Government missteps to blame for Covid-19 surge, say experts
Holding the election during the pandemic was risky but those concerns could have been mitigated if it was “properly managed” and “there was discipline and strong SOP compliance by both politicians and the general public. The lack of adherence to widely accepted SOPs deserved significant blame for the new spike in cases.
(FMT) – Two medical groups have attributed the recent spike in Covid-19 cases to the government’s failure to institute strict quarantine procedures for those returning from Sabah.
Spokesmen for the Malaysian Medical Association (MMA) and the Galen Centre for Health and Social Policy said a 14-day quarantine should have been made compulsory regardless of initial test results, with returnees tested a second time on the thirteenth day. These procedures would be similar to the procedures for international arrivals.
The failure to quarantine, they added, was compounded by the failure to practise social distancing, the wearing of masks and other SOPs.
Recently, Lembah Pantai MP Fahmi Fadzli criticised the decision against placing Sabah returnees in quarantine prior to Sept 27 and, after that, to allow them to leave without any temporary movement restriction after just one negative test.
In a televised message yesterday, Prime Minister Muhyiddin Yassin admitted that the Sabah election had contributed to the surge in cases over the last month.
Dr Subramaniam Muniandy, the MMA president, criticised the government for being slow to react to the risks posed by those returning from Sabah during the election period.
“The mandatory testing and quarantine for returnees should have been imposed earlier as many Malaysians were already travelling to affected areas in Sabah in the days leading up to the state election,” he told FMT.
Galen Centre CEO Azrul Khalib agreed, saying this was a decision “that should have been straightforward to make”.
“The 14 days self-quarantine would have been absolutely beneficial in controlling the spread of infection, particularly of politicians who would have met and engaged with far more people than the average person,” he said.
Azrul said holding the election during the pandemic was risky but added that those concerns could have been mitigated if it was “properly managed” and “there was discipline and strong SOP compliance by both politicians and the general public.”
Subramaniam said the lack of adherence to widely accepted SOPs deserved significant blame for the new spike in cases.

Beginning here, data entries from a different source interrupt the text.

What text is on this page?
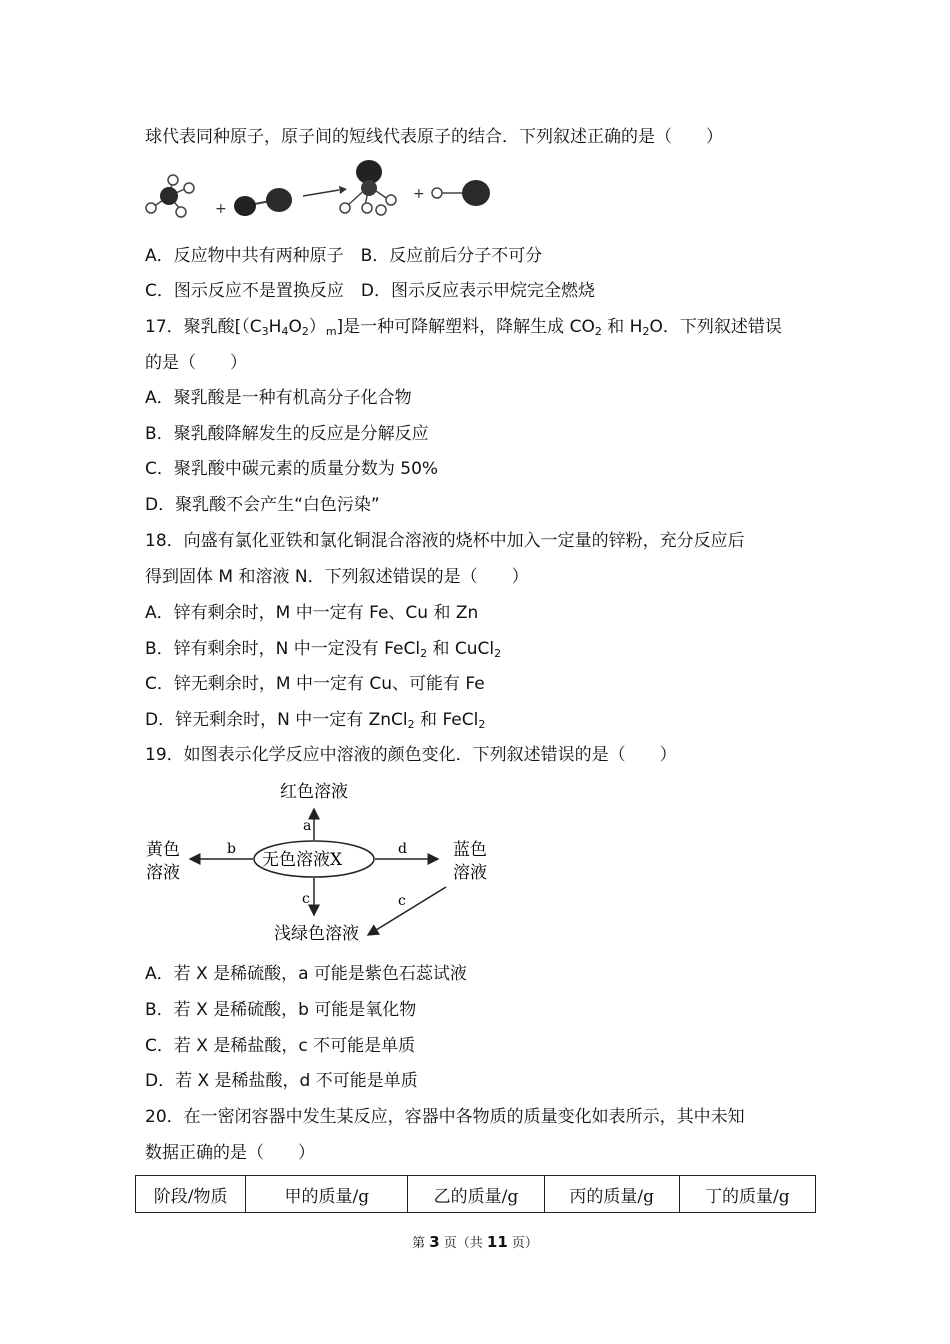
球代表同种原子，原子间的短线代表原子的结合．下列叙述正确的是（　　）
+
+
A．反应物中共有两种原子　B．反应前后分子不可分
C．图示反应不是置换反应　D．图示反应表示甲烷完全燃烧
17．聚乳酸$[(C_3H_4O_2)_m]$是一种可降解塑料，降解生成 $CO_2$ 和 $H_2O$．下列叙述错误
的是（　　）
A．聚乳酸是一种有机高分子化合物
B．聚乳酸降解发生的反应是分解反应
C．聚乳酸中碳元素的质量分数为 50%
D．聚乳酸不会产生“白色污染”
18．向盛有氯化亚铁和氯化铜混合溶液的烧杯中加入一定量的锌粉，充分反应后
得到固体 M 和溶液 N．下列叙述错误的是（　　）
A．锌有剩余时，M 中一定有 Fe、Cu 和 Zn
B．锌有剩余时，N 中一定没有 FeCl$_2$ 和 CuCl$_2$
C．锌无剩余时，M 中一定有 Cu、可能有 Fe
D．锌无剩余时，N 中一定有 ZnCl$_2$ 和 FeCl$_2$
19．如图表示化学反应中溶液的颜色变化．下列叙述错误的是（　　）
红色溶液
无色溶液X
a
b
黄色
溶液
d	蓝色
溶液
c	c
浅绿色溶液
A．若 X 是稀硫酸，a 可能是紫色石蕊试液
B．若 X 是稀硫酸，b 可能是氧化物
C．若 X 是稀盐酸，c 不可能是单质
D．若 X 是稀盐酸，d 不可能是单质
20．在一密闭容器中发生某反应，容器中各物质的质量变化如表所示，其中未知
数据正确的是（　　）
阶段/物质	甲的质量/g	乙的质量/g	丙的质量/g	丁的质量/g
第 3 页（共 11 页）
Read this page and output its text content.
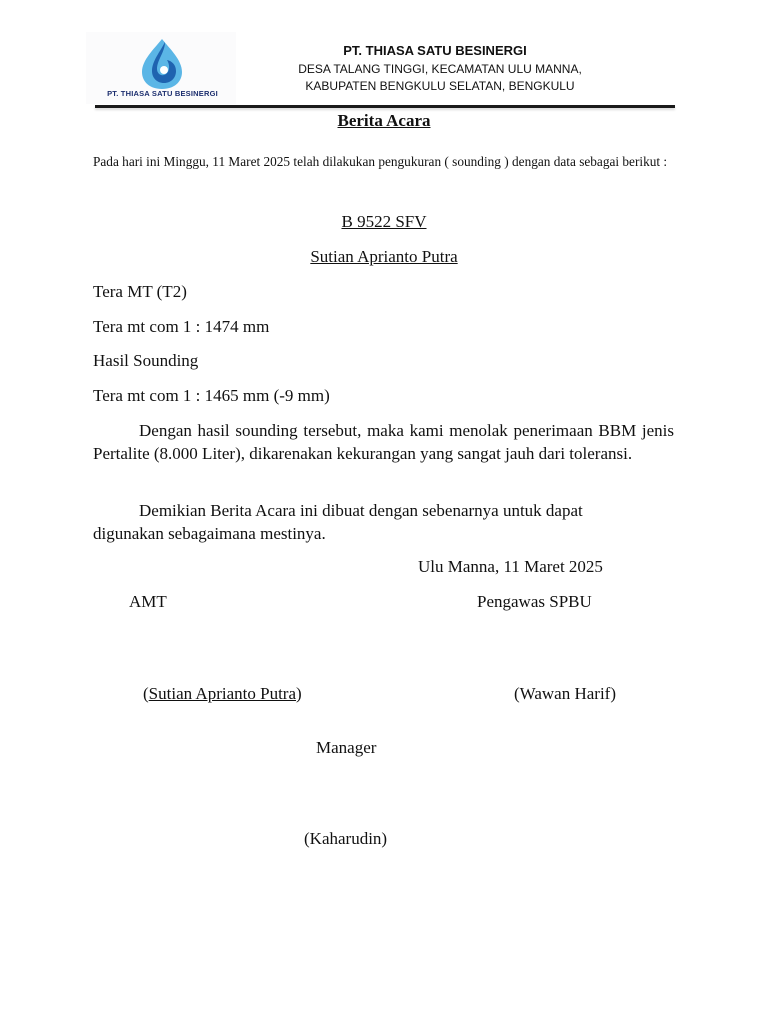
PT. THIASA SATU BESINERGI
PT. THIASA SATU BESINERGI
DESA TALANG TINGGI, KECAMATAN ULU MANNA,
KABUPATEN BENGKULU SELATAN, BENGKULU
Berita Acara
Pada hari ini Minggu, 11 Maret 2025 telah dilakukan pengukuran ( sounding ) dengan data sebagai berikut :
B 9522 SFV
Sutian Aprianto Putra
Tera MT (T2)
Tera mt com 1 : 1474 mm
Hasil Sounding
Tera mt com 1 : 1465 mm (-9 mm)
Dengan hasil sounding tersebut, maka kami menolak penerimaan BBM jenis Pertalite (8.000 Liter), dikarenakan kekurangan yang sangat jauh dari toleransi.
Demikian Berita Acara ini dibuat dengan sebenarnya untuk dapat digunakan sebagaimana mestinya.
Ulu Manna, 11 Maret 2025
AMT	Pengawas SPBU
(Sutian Aprianto Putra)	(Wawan Harif)
Manager
(Kaharudin)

“The health ministry had done its part in repeatedly reminding the public on the importance in adhering to the SOPs, but it appears to have gone unheeded by many, including many politicians who were campaigning in Sabah,” he said.

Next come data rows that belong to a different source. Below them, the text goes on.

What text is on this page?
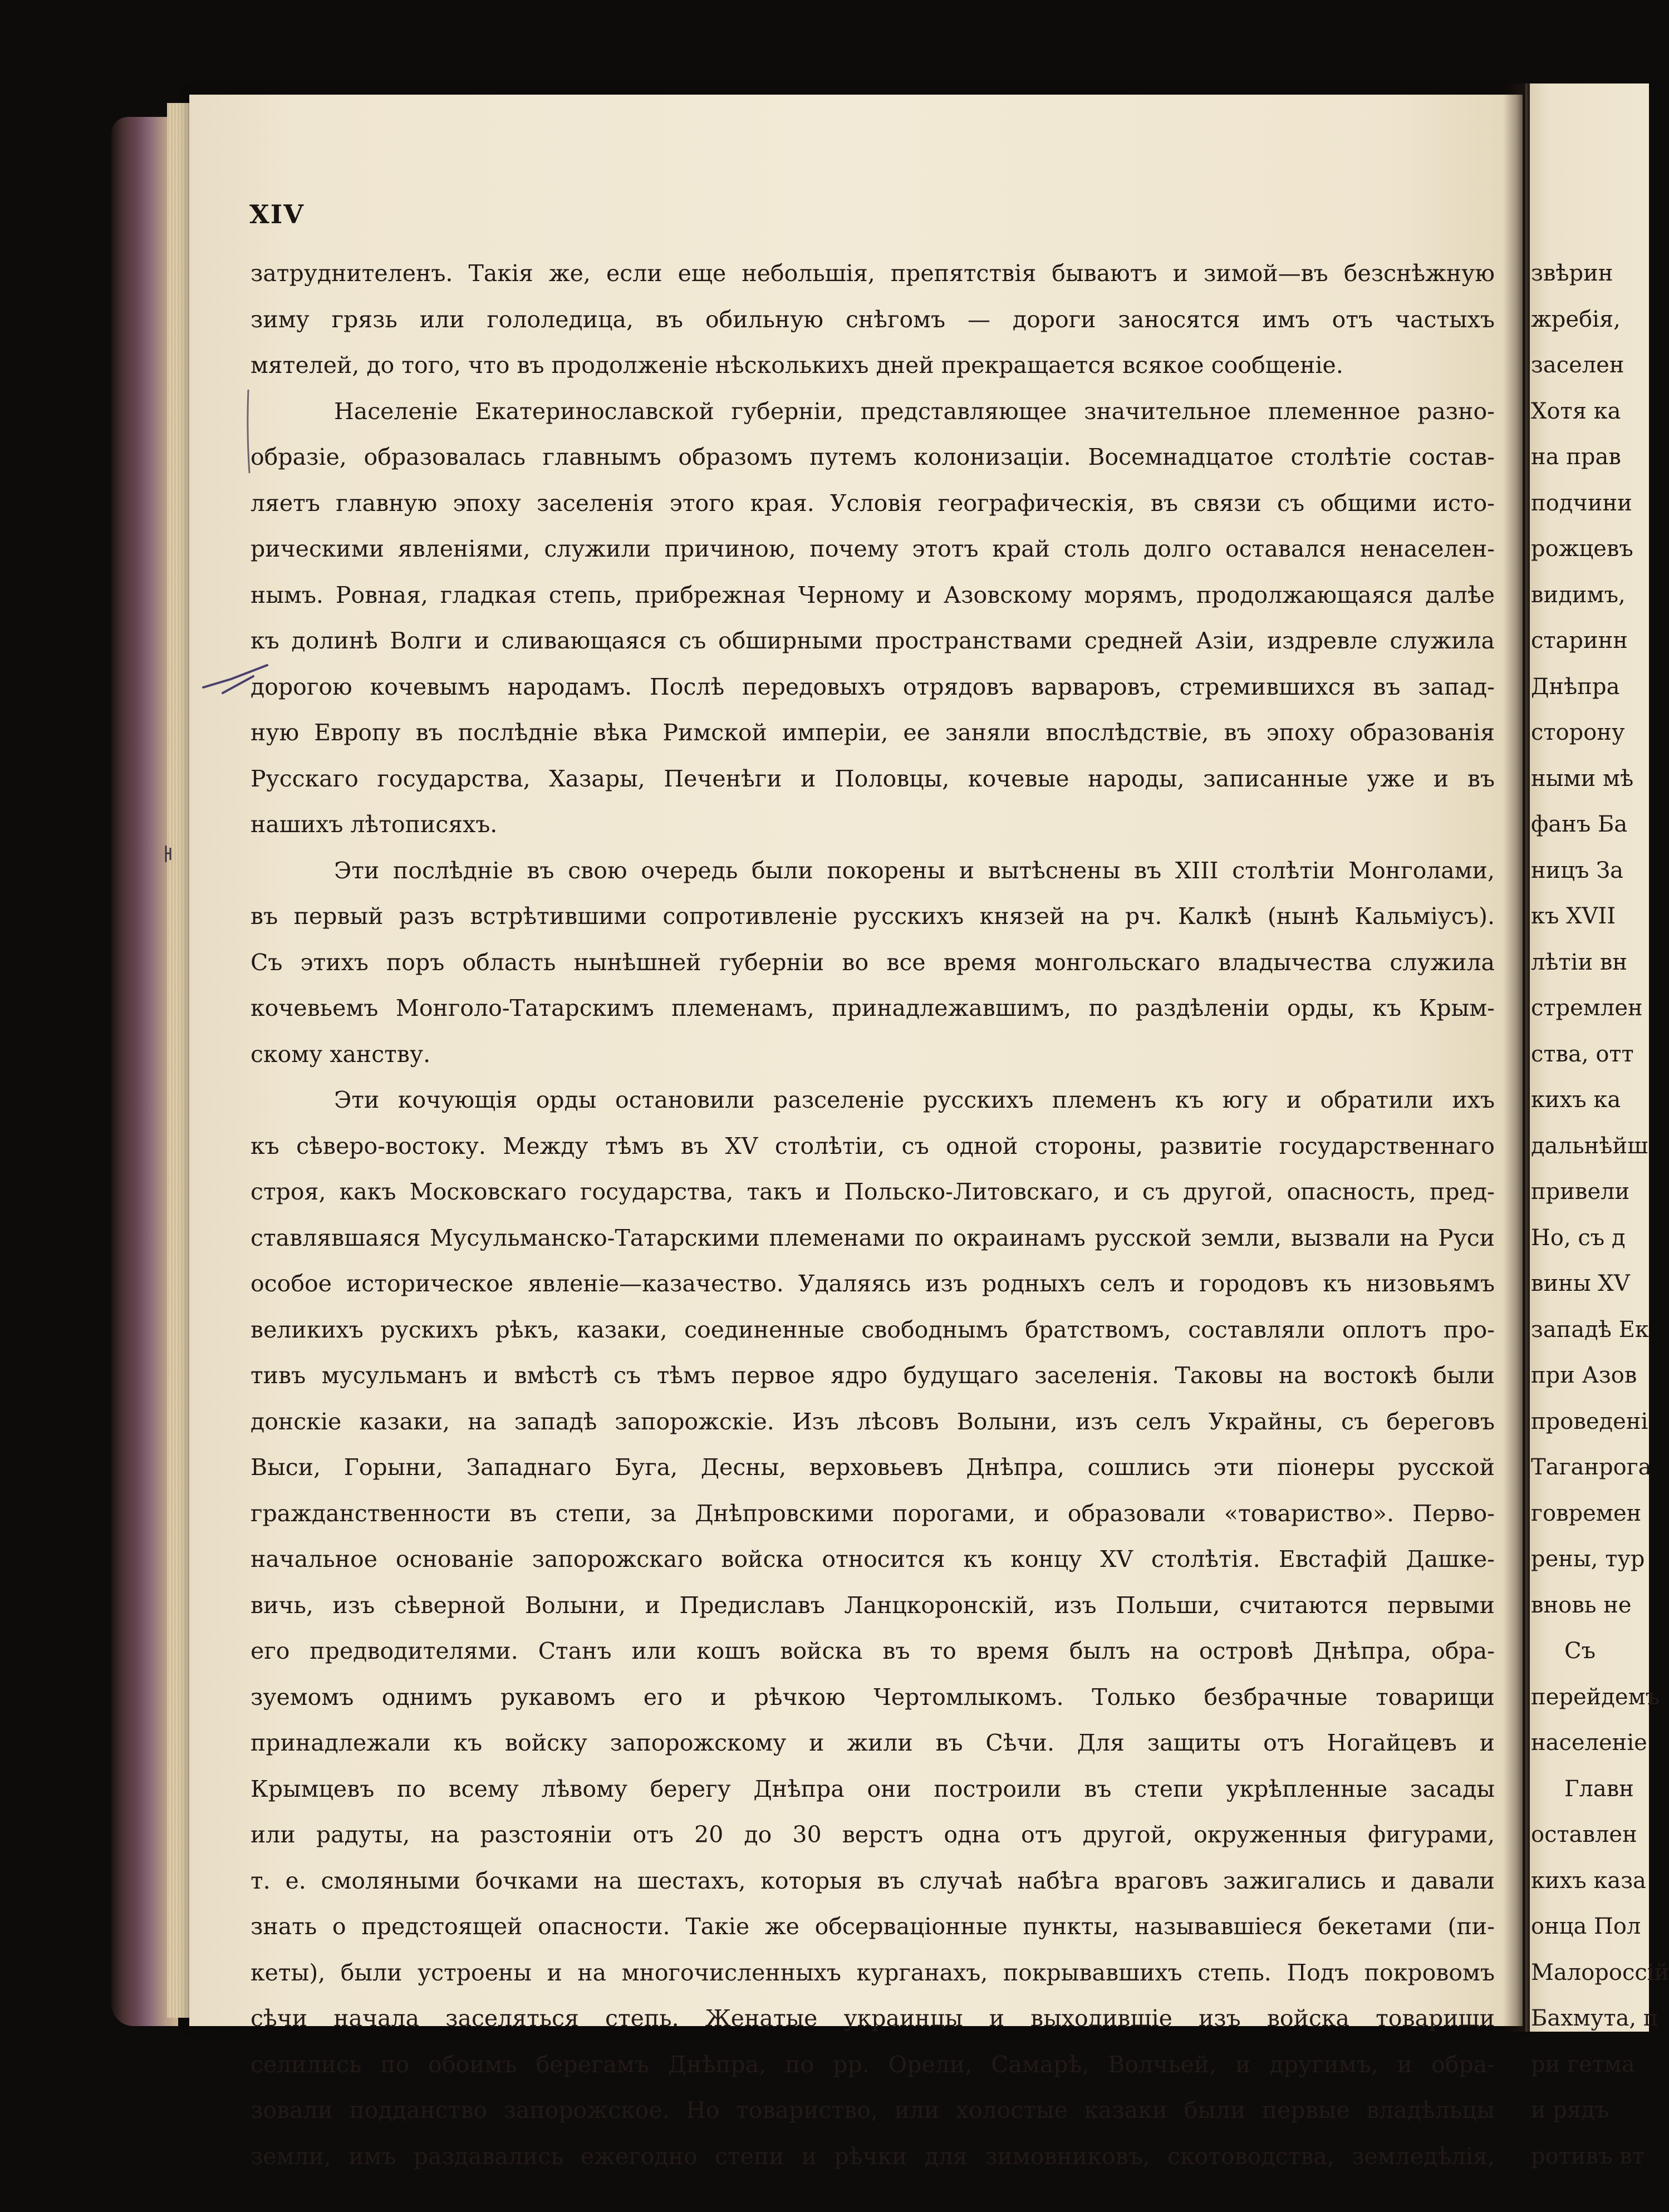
XIV
затруднителенъ. Такія же, если еще небольшія, препятствія бываютъ и зимой—въ безснѣжную
зиму грязь или гололедица, въ обильную снѣгомъ — дороги заносятся имъ отъ частыхъ
мятелей, до того, что въ продолженіе нѣсколькихъ дней прекращается всякое сообщеніе.
Населеніе Екатеринославской губерніи, представляющее значительное племенное разно-
образіе, образовалась главнымъ образомъ путемъ колонизаціи. Восемнадцатое столѣтіе состав-
ляетъ главную эпоху заселенія этого края. Условія географическія, въ связи съ общими исто-
рическими явленіями, служили причиною, почему этотъ край столь долго оставался ненаселен-
нымъ. Ровная, гладкая степь, прибрежная Черному и Азовскому морямъ, продолжающаяся далѣе
къ долинѣ Волги и сливающаяся съ обширными пространствами средней Азіи, издревле служила
дорогою кочевымъ народамъ. Послѣ передовыхъ отрядовъ варваровъ, стремившихся въ запад-
ную Европу въ послѣдніе вѣка Римской имперіи, ее заняли впослѣдствіе, въ эпоху образованія
Русскаго государства, Хазары, Печенѣги и Половцы, кочевые народы, записанные уже и въ
нашихъ лѣтописяхъ.
Эти послѣдніе въ свою очередь были покорены и вытѣснены въ XIII столѣтіи Монголами,
въ первый разъ встрѣтившими сопротивленіе русскихъ князей на рч. Калкѣ (нынѣ Кальміусъ).
Съ этихъ поръ область нынѣшней губерніи во все время монгольскаго владычества служила
кочевьемъ Монголо-Татарскимъ племенамъ, принадлежавшимъ, по раздѣленіи орды, къ Крым-
скому ханству.
Эти кочующія орды остановили разселеніе русскихъ племенъ къ югу и обратили ихъ
къ сѣверо-востоку. Между тѣмъ въ XV столѣтіи, съ одной стороны, развитіе государственнаго
строя, какъ Московскаго государства, такъ и Польско-Литовскаго, и съ другой, опасность, пред-
ставлявшаяся Мусульманско-Татарскими племенами по окраинамъ русской земли, вызвали на Руси
особое историческое явленіе—казачество. Удаляясь изъ родныхъ селъ и городовъ къ низовьямъ
великихъ рускихъ рѣкъ, казаки, соединенные свободнымъ братствомъ, составляли оплотъ про-
тивъ мусульманъ и вмѣстѣ съ тѣмъ первое ядро будущаго заселенія. Таковы на востокѣ были
донскіе казаки, на западѣ запорожскіе. Изъ лѣсовъ Волыни, изъ селъ Украйны, съ береговъ
Выси, Горыни, Западнаго Буга, Десны, верховьевъ Днѣпра, сошлись эти піонеры русской
гражданственности въ степи, за Днѣпровскими порогами, и образовали «товариство». Перво-
начальное основаніе запорожскаго войска относится къ концу XV столѣтія. Евстафій Дашке-
вичь, изъ сѣверной Волыни, и Предиславъ Ланцкоронскій, изъ Польши, считаются первыми
его предводителями. Станъ или кошъ войска въ то время былъ на островѣ Днѣпра, обра-
зуемомъ однимъ рукавомъ его и рѣчкою Чертомлыкомъ. Только безбрачные товарищи
принадлежали къ войску запорожскому и жили въ Сѣчи. Для защиты отъ Ногайцевъ и
Крымцевъ по всему лѣвому берегу Днѣпра они построили въ степи укрѣпленные засады
или радуты, на разстояніи отъ 20 до 30 верстъ одна отъ другой, окруженныя фигурами,
т. е. смоляными бочками на шестахъ, которыя въ случаѣ набѣга враговъ зажигались и давали
знать о предстоящей опасности. Такіе же обсерваціонные пункты, называвшіеся бекетами (пи-
кеты), были устроены и на многочисленныхъ курганахъ, покрывавшихъ степь. Подъ покровомъ
сѣчи начала заселяться степь. Женатые украинцы и выходившіе изъ войска товарищи
селились по обоимъ берегамъ Днѣпра, по рр. Орели, Самарѣ, Волчьей, и другимъ, и обра-
зовали подданство запорожское. Но товариство, или холостые казаки были первые владѣльцы
земли, имъ раздавались ежегодно степи и рѣчки для зимовниковъ, скотоводства, земледѣлія,
звѣрин
жребія,
заселен
Хотя ка
на прав
подчини
рожцевъ
видимъ,
старинн
Днѣпра
сторону
ными мѣ
фанъ Ба
ницъ За
къ XVII
лѣтіи вн
стремлен
ства, отт
кихъ ка
дальнѣйш
привели
Но, съ д
вины XV
западѣ Ек
при Азов
проведені
Таганрога
говремен
рены, тур
вновь не
Съ
перейдемъ
населеніе
Главн
оставлен
кихъ каза
онца Пол
Малороссій
Бахмута, п
ри гетма
и рядъ
ротивъ вт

“Some of the politicians and people at these political events were seen not observing physical distancing while some had their face masks down as could clearly be seen in footage of the campaign highlights on TV.”
But Dr Kuljit Singh, president of the Association of Private Hospitals of Malaysia, said one should not pin the blame on poor quarantine procedures without the evidence to back the claim.

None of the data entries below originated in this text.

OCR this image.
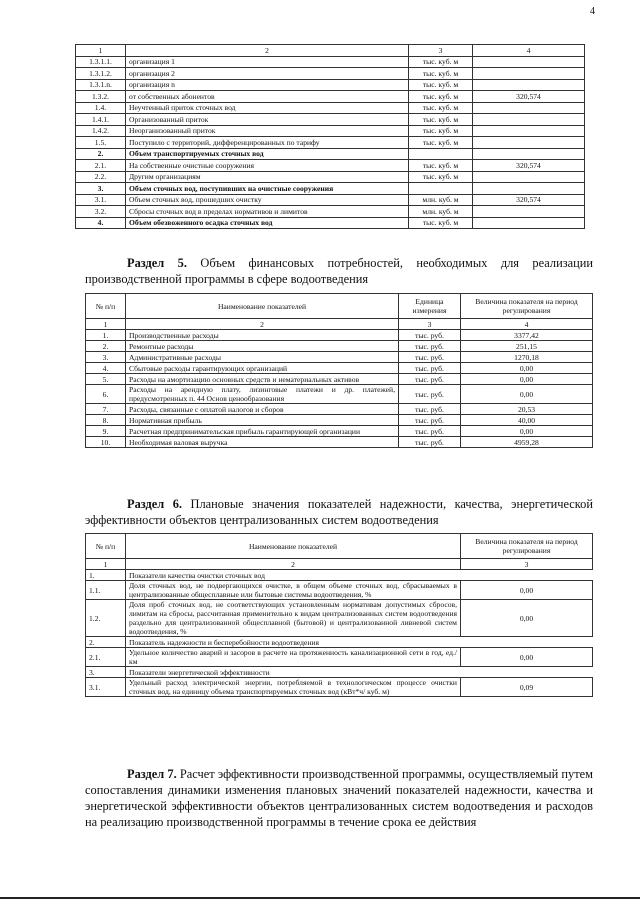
4
1	2	3	4
1.3.1.1.	организация 1	тыс. куб. м	
1.3.1.2.	организация 2	тыс. куб. м	
1.3.1.n.	организация n	тыс. куб. м	
1.3.2.	от собственных абонентов	тыс. куб. м	320,574
1.4.	Неучтенный приток сточных вод	тыс. куб. м	
1.4.1.	Организованный приток	тыс. куб. м	
1.4.2.	Неорганизованный приток	тыс. куб. м	
1.5.	Поступило с территорий, дифференцированных по тарифу	тыс. куб. м	
2.	Объем транспортируемых сточных вод		
2.1.	На собственные очистные сооружения	тыс. куб. м	320,574
2.2.	Другим организациям	тыс. куб. м	
3.	Объем сточных вод, поступивших на очистные сооружения		
3.1.	Объем сточных вод, прошедших очистку	млн. куб. м	320,574
3.2.	Сбросы сточных вод в пределах нормативов и лимитов	млн. куб. м	
4.	Объем обезвоженного осадка сточных вод	тыс. куб. м	
Раздел 5. Объем финансовых потребностей, необходимых для реализации производственной программы в сфере водоотведения
№ п/п	Наименование показателей	Единица измерения	Величина показателя на период регулирования
1	2	3	4
1.	Производственные расходы	тыс. руб.	3377,42
2.	Ремонтные расходы	тыс. руб.	251,15
3.	Административные расходы	тыс. руб.	1270,18
4.	Сбытовые расходы гарантирующих организаций	тыс. руб.	0,00
5.	Расходы на амортизацию основных средств и нематериальных активов	тыс. руб.	0,00
6.	Расходы на арендную плату, лизинговые платежи и др. платежей, предусмотренных п. 44 Основ ценообразования	тыс. руб.	0,00
7.	Расходы, связанные с оплатой налогов и сборов	тыс. руб.	20,53
8.	Нормативная прибыль	тыс. руб.	40,00
9.	Расчетная предпринимательская прибыль гарантирующей организации	тыс. руб.	0,00
10.	Необходимая валовая выручка	тыс. руб.	4959,28
Раздел 6. Плановые значения показателей надежности, качества, энергетической эффективности объектов централизованных систем водоотведения
№ п/п	Наименование показателей	Величина показателя на период регулирования
1	2	3
1.	Показатели качества очистки сточных вод	
1.1.	Доля сточных вод, не подвергающихся очистке, в общем объеме сточных вод, сбрасываемых в централизованные общесплавные или бытовые системы водоотведения, %	0,00
1.2.	Доля проб сточных вод, не соответствующих установленным нормативам допустимых сбросов, лимитам на сбросы, рассчитанная применительно к видам централизованных систем водоотведения раздельно для централизованной общесплавной (бытовой) и централизованной ливневой систем водоотведения, %	0,00
2.	Показатель надежности и бесперебойности водоотведения	
2.1.	Удельное количество аварий и засоров в расчете на протяженность канализационной сети в год, ед./км	0,00
3.	Показатели энергетической эффективности	
3.1.	Удельный расход электрической энергии, потребляемой в технологическом процессе очистки сточных вод, на единицу объема транспортируемых сточных вод (кВт*ч/ куб. м)	0,09
Раздел 7. Расчет эффективности производственной программы, осуществляемый путем сопоставления динамики изменения плановых значений показателей надежности, качества и энергетической эффективности объектов централизованных систем водоотведения и расходов на реализацию производственной программы в течение срока ее действия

He said it was likely that those behind the decision were looking at the pattern of spread and infectivity. Perhaps this was the advice given to them, he added.
He told FMT one could not know for sure whether the spike was caused by poor quarantine procedures.
Dr Subramaniam said politicians needed to lead by example.
“Members of the public are being caught and fined for flouting the RMCO and SOPs on a daily basis, but the VIPs seem to be getting away scot free,” he said.
“The people are now expressing their anger over double standards in enforcement.”